Recuperação judicial: como funciona
Veja como é o processo para escapar da falência com a recuperação judicial

Muitas vezes um empreendedor se vê em dificuldades, com a empresa com diversas dívidas e sem condições imediatas de quita-las. Alguns acham que a falência é o único caminho. Mas existem medidas que podem ajudar na recuperação judicial desse momento desfavorável.

A recuperação judicial entra justamente nesse momento em que a empresa se encontra sem capacidade de honrar seus compromissos como medida de evitar a falência.

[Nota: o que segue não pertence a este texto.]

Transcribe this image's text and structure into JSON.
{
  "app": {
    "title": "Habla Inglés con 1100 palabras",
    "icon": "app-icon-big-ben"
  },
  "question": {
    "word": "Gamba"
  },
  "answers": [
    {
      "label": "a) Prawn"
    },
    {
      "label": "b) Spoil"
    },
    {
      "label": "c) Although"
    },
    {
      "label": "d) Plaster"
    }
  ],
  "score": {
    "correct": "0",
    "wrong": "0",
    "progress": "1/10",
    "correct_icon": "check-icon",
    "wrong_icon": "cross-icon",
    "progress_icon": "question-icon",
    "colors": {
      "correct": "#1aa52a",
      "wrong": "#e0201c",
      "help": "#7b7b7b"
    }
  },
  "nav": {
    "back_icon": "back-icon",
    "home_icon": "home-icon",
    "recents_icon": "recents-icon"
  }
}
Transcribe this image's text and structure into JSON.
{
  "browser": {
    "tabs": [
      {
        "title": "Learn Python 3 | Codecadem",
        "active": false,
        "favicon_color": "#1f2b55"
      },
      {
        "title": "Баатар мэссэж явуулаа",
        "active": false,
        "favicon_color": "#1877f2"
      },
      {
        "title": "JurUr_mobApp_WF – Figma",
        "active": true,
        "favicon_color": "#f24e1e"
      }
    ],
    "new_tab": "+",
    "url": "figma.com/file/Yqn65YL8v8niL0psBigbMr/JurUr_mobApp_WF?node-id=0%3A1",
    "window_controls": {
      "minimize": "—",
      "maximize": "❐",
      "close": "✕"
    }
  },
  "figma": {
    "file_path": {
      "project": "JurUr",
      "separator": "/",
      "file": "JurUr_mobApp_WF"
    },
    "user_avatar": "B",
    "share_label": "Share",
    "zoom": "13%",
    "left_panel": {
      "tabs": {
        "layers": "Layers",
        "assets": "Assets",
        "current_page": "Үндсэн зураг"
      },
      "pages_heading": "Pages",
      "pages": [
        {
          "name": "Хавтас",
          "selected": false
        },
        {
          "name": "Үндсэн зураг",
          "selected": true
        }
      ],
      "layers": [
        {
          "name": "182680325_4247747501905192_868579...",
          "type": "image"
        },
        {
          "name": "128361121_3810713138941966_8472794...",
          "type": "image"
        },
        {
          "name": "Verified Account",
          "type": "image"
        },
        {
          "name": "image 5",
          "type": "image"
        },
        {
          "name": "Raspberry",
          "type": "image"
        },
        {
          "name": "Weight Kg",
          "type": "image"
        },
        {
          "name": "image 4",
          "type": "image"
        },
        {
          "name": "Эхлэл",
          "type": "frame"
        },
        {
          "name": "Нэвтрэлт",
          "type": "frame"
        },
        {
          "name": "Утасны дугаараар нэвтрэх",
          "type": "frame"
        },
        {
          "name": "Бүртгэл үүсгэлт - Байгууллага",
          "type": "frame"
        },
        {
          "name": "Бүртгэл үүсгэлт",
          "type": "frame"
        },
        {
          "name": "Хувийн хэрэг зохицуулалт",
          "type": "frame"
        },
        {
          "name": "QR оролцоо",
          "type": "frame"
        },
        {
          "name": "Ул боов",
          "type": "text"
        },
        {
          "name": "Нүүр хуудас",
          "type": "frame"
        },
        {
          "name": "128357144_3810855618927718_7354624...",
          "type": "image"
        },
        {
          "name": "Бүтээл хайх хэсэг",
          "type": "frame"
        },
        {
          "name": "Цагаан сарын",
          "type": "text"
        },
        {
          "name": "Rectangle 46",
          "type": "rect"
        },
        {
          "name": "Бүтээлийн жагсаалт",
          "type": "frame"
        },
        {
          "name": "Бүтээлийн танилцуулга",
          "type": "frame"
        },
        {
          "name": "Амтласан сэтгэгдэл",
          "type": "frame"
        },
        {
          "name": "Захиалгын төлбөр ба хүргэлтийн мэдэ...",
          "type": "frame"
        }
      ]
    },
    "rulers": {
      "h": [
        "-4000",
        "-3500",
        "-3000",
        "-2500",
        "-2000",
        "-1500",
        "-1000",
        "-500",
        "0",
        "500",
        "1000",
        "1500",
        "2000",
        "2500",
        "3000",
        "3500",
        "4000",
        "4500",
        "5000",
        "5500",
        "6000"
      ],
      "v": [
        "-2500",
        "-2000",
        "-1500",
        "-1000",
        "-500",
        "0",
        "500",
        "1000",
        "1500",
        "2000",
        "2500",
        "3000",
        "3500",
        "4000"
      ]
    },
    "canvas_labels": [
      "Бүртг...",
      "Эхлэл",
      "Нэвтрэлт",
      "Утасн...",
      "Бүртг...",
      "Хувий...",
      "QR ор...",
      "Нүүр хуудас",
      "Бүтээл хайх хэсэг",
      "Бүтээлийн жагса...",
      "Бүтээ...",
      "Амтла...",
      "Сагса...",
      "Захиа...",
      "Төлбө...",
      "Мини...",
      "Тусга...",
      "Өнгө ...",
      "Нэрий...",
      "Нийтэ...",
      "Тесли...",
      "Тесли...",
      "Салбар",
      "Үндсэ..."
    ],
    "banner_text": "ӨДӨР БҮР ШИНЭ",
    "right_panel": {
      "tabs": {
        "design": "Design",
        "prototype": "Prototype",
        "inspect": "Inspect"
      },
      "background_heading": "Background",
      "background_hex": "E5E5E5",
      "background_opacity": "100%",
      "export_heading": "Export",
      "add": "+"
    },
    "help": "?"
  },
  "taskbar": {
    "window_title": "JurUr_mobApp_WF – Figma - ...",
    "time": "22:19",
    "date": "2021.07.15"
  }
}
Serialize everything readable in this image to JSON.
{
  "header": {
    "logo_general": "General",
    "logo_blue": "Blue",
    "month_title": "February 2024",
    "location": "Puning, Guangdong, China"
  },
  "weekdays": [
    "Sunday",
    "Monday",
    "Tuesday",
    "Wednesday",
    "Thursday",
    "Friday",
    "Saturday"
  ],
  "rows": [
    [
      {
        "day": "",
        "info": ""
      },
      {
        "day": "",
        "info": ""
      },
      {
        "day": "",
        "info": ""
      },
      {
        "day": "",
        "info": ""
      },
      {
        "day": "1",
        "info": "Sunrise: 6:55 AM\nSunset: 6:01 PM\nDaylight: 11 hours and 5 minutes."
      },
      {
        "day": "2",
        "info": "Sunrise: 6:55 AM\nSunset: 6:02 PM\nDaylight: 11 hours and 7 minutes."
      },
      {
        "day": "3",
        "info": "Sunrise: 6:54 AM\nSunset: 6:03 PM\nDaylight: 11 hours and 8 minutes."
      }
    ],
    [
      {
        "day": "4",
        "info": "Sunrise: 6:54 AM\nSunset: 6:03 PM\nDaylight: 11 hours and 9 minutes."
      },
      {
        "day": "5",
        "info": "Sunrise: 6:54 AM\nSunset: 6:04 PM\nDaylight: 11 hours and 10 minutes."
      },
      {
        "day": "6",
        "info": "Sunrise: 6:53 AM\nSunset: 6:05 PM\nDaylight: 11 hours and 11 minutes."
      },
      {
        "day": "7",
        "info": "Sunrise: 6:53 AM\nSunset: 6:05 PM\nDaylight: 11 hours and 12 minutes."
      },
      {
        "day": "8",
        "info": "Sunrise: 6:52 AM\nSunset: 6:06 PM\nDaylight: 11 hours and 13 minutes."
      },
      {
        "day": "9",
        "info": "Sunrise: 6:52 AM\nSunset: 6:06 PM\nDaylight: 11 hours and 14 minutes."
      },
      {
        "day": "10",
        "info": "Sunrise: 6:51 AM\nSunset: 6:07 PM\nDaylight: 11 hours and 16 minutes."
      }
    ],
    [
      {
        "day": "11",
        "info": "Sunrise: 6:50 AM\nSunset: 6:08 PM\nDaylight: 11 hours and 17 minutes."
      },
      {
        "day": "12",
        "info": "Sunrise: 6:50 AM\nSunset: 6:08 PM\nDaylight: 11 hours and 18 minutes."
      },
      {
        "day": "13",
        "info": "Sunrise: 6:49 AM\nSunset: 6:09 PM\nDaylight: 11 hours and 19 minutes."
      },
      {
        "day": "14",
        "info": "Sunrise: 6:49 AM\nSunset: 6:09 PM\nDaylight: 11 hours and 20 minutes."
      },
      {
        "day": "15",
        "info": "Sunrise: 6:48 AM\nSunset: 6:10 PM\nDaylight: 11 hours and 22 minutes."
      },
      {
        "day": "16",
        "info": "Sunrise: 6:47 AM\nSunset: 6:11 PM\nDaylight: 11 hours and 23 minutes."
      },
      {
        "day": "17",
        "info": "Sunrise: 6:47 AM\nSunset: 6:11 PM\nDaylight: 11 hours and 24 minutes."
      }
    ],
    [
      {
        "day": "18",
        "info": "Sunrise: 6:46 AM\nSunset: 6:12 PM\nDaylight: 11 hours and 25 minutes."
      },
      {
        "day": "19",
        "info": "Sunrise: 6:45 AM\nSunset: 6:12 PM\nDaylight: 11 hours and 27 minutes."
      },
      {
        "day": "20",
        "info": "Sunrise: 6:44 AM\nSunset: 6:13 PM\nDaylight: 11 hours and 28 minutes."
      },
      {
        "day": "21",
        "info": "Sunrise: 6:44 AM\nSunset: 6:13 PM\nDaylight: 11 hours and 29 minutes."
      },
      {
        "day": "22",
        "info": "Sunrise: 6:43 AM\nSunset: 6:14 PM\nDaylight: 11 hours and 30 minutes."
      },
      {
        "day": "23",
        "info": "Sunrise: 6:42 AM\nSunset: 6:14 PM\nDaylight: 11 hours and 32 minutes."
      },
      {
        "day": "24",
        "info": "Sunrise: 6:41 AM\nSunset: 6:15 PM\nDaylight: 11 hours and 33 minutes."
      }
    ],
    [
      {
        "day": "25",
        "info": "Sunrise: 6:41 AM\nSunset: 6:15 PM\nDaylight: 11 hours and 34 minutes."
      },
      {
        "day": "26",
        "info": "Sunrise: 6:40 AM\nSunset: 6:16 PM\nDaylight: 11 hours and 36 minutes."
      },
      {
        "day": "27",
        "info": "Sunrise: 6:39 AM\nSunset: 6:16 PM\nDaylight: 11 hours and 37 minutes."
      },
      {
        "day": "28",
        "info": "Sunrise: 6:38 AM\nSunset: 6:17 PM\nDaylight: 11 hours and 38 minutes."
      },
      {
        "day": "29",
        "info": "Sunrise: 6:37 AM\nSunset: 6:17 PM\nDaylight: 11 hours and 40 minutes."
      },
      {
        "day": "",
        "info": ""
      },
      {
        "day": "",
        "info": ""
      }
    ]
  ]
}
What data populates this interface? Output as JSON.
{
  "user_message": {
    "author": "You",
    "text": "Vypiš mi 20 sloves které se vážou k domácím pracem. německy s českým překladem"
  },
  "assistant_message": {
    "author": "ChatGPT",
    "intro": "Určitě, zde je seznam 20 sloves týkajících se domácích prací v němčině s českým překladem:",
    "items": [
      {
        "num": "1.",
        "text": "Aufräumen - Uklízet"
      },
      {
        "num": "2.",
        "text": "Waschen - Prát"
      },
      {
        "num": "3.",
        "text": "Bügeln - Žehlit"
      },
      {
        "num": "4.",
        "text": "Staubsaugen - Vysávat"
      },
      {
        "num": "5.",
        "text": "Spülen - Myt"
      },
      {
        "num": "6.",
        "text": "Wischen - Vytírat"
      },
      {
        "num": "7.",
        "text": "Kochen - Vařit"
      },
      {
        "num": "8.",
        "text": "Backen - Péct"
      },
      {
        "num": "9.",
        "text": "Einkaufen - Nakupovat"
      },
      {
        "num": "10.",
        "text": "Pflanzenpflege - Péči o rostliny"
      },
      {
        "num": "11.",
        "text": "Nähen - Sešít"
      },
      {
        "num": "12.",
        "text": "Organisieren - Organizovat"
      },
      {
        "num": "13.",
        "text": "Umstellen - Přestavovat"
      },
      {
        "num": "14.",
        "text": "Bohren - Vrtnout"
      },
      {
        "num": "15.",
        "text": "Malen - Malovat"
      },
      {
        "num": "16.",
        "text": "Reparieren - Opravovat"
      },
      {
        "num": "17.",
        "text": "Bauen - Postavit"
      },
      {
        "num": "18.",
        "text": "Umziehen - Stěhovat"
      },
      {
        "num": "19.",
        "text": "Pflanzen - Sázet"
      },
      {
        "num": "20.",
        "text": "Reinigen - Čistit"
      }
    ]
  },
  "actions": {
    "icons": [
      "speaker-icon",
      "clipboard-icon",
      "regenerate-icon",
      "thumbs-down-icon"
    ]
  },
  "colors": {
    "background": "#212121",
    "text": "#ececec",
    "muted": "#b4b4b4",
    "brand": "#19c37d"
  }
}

Desse modo, o empreendedor pode reorganizar os negócios e ganhar fôlego para se recuperar momentaneamente da crise. A medida é abordada pela Lei de Falências e Recuperação de empresas e serve para evitar as consequências de uma falência como o desemprego de trabalhadores, a ausência de pagamento para os credores e todas as questões sociais envolvidas.

Como funciona a recuperação judicial

A maioria dos pedidos de recuperação judicial é feita por pequenas empresas. Somente no início de 2015 foram quase 500 pedidos e, de acordo com o Serasa, 52% dos pedidos são feitos por micro e pequenas empresas, aplicando-se aos empresários, à sociedade empresária e às companhias aéreas. Empresas públicas, sociedades de economia mista, cooperativas de crédito, planos de assistência à saúde, entre outros, não se enquadram na lei. Veja como funcionam os passos de uma recuperação judicial.

Elabore um Plano de Recuperação

Quando a decisão de recorrer a recuperação judicial é tomada o empreendedor, deve se encaminhar direto à justiça para efetuar o pedido. A empresa deve apresentar então um processo ao juiz, que irá analisa-lo e, caso esteja tudo correto, dá o despacho para autorizar a recuperação.

Após efetuado o despacho, a empresa deve apresentar à justiça em um prazo de 60 dias, um plano de recuperação de como sairá da atual crise. Esse plano será divulgado pelo juiz aos credores para que estes se manifestem.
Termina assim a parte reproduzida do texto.